RDS/eth round trip latency

I’ve been working on an interesting project at work for a while now. It’s an implementation of a socket API that provides reliable message delivery over ethernet. I’m being brief here because we’re still going through the process of getting approval to share the code. The intent, of course, is to see it properly maintained in the kernel.

I’m excited because I’ve been testing it on some machines at work and have some encouraging results. The test is a little application that measure the time it takes to to get a response to a message that is sent to a machine who immediately just sends it right back. The machines are dual opterons with e1000 gigabit cards. The following table reports the fastest round trip time seen over a period of a few seconds.

(I apologize in advance for the awful style of this table, maybe I’ll try my hand at some CSS)

message size
(bytes)
round trip (ųsecs)
TCP UDP RDS/eth
4 86 63 67
8 88 63 68
16 92 63 70
32 98 66 73
64 110 74 79
128 135 88 92
256 185 115 121
512 285 173 180
1024 485 287 295

This is exciting for at least two reasons.

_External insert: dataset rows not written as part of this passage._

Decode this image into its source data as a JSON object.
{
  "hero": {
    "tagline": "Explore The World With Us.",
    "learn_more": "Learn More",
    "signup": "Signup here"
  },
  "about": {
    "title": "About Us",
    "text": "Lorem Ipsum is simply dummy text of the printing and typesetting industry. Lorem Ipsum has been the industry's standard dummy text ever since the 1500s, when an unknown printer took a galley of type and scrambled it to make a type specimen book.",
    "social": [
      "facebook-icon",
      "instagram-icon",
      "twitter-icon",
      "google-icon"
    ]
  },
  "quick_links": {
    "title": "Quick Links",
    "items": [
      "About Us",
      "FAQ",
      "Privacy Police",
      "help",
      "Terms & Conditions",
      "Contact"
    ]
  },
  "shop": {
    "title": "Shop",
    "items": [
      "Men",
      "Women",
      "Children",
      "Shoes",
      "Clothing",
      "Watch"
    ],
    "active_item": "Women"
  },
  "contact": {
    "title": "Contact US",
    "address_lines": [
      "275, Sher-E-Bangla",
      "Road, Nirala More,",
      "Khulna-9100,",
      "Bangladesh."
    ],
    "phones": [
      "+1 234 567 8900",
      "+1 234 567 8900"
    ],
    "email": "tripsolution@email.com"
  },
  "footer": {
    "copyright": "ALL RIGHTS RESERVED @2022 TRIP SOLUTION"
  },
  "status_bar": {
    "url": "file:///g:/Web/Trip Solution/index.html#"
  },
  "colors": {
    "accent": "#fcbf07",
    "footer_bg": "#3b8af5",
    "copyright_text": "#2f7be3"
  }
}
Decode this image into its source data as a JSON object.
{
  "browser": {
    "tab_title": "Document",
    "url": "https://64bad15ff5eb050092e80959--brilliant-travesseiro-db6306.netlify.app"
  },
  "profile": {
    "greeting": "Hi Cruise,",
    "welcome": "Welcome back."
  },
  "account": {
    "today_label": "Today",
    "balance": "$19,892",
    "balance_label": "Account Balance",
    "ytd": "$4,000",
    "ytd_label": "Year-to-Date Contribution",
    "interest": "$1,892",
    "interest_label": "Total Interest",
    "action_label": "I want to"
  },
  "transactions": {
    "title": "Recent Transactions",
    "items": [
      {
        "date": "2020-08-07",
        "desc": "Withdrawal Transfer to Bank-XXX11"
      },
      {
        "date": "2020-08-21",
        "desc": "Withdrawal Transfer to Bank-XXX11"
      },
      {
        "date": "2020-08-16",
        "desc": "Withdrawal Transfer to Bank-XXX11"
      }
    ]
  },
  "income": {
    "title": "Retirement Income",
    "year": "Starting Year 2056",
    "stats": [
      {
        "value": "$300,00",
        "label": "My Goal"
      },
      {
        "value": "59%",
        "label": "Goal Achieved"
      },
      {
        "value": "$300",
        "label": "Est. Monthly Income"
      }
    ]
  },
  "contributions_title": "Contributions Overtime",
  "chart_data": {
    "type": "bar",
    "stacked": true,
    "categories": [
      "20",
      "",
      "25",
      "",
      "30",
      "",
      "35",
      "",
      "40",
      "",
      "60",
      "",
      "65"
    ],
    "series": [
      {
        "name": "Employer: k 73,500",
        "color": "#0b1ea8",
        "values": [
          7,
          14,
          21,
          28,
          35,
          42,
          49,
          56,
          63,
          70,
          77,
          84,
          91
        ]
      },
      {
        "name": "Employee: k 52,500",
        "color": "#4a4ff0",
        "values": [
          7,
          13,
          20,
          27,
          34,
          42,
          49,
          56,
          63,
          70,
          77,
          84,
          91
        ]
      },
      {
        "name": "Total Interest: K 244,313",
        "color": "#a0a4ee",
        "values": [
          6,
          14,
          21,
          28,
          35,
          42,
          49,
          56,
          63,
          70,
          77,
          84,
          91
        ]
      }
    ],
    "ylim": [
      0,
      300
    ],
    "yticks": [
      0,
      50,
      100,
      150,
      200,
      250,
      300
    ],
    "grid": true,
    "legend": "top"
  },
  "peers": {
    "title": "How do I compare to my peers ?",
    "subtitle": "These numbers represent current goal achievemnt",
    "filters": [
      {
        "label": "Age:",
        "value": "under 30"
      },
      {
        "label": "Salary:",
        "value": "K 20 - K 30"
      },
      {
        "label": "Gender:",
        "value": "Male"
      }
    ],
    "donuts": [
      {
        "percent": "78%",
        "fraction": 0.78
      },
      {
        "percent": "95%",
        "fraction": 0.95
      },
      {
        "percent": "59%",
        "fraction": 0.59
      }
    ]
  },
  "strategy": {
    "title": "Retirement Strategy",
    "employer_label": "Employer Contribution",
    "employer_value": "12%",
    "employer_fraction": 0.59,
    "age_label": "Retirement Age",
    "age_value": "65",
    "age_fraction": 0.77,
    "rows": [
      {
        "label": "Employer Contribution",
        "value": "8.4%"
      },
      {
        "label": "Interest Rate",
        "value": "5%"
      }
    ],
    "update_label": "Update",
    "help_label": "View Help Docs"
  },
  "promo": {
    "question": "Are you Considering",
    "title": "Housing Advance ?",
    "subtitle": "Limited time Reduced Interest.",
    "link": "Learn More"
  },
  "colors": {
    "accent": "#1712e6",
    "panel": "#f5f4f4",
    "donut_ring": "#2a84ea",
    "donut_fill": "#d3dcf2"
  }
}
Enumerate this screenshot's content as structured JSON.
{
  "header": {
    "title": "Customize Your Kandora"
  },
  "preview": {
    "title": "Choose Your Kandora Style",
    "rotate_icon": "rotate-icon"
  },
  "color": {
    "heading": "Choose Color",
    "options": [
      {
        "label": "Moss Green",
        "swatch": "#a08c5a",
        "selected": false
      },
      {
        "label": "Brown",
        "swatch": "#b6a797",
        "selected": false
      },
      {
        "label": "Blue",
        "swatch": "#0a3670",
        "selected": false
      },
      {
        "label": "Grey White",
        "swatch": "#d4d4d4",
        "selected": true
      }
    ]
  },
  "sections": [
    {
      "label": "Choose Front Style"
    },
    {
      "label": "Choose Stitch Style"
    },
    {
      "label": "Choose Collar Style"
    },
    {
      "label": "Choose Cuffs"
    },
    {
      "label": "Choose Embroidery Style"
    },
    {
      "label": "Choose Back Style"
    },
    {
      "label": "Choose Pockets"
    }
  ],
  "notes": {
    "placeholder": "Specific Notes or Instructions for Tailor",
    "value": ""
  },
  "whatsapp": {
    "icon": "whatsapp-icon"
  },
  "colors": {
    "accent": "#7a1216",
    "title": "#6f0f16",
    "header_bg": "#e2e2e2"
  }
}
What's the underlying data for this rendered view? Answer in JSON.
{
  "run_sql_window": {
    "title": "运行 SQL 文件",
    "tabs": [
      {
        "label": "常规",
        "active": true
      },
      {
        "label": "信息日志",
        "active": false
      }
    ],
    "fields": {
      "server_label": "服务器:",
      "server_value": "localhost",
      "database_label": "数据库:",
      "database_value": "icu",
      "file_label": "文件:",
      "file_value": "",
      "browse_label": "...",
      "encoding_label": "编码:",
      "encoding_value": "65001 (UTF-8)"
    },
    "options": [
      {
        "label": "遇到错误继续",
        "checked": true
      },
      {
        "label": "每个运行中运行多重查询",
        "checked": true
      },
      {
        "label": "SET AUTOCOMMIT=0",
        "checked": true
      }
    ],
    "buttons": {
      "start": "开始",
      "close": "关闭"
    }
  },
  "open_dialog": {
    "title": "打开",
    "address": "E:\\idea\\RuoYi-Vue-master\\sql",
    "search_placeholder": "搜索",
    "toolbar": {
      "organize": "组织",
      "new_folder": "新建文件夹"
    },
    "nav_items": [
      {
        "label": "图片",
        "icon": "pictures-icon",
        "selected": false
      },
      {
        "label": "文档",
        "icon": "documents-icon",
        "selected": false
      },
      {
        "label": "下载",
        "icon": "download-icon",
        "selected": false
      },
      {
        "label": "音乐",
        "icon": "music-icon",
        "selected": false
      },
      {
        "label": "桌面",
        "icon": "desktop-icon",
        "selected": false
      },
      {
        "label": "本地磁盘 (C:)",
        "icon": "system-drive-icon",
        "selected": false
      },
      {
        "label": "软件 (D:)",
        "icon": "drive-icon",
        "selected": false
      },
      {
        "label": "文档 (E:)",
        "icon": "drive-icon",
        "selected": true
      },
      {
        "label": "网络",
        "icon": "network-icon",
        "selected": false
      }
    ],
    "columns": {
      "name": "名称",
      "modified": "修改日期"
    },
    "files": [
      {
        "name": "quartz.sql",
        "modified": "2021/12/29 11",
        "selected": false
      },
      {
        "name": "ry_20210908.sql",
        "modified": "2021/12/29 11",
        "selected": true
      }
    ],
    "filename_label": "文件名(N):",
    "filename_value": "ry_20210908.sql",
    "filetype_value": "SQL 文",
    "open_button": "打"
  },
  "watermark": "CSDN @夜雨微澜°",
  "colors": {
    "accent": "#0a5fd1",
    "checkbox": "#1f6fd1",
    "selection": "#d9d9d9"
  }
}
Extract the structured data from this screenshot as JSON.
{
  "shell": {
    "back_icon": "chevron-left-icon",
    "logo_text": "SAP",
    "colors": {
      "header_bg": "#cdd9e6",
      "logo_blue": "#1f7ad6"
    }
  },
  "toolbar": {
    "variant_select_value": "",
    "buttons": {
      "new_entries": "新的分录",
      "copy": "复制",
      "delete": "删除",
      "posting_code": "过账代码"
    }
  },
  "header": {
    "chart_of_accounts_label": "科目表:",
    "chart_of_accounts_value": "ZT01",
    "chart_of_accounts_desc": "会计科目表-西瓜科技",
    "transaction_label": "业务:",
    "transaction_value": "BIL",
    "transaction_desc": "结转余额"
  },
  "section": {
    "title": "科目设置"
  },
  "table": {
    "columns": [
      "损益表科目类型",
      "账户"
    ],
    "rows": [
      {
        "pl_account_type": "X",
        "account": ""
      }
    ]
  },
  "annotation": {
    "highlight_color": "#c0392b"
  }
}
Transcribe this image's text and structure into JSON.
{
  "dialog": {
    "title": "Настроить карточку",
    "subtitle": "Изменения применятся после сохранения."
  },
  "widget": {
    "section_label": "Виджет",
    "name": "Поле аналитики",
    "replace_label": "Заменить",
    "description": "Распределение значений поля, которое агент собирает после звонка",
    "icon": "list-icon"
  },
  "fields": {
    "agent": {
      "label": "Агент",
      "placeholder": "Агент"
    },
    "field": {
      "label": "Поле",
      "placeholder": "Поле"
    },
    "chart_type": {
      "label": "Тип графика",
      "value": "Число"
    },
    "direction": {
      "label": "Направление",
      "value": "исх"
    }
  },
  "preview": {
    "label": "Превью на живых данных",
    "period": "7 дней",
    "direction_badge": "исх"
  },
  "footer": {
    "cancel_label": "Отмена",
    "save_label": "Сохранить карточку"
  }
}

First, the latency is lower than TCP. This shows that users who want reliable messages but are sensitive to latency might well be interested in this. Some significant pieces of Oracle are certainly interested in low latency reliable messages, hence my involvement.

Secondly, it’s awfully close to the latency of UDP. There’s still enough room for improvement in the RDS/eth sending path to gain back that difference, I think. We could well get reliable messages with better latencies than UDP, which would make me smile.

Comments (1) to “RDS/eth round trip latency”

  1. Reliable message delivery — telecom geeks feel your pain. Ain’t it fun? More fun with magnitudes less bandwidth back when we lived in caves or at least coded there.

    I’m having fun watching this “problem/solution” convergence communications and webbiness. In general that is. Not necessarily your personal pain.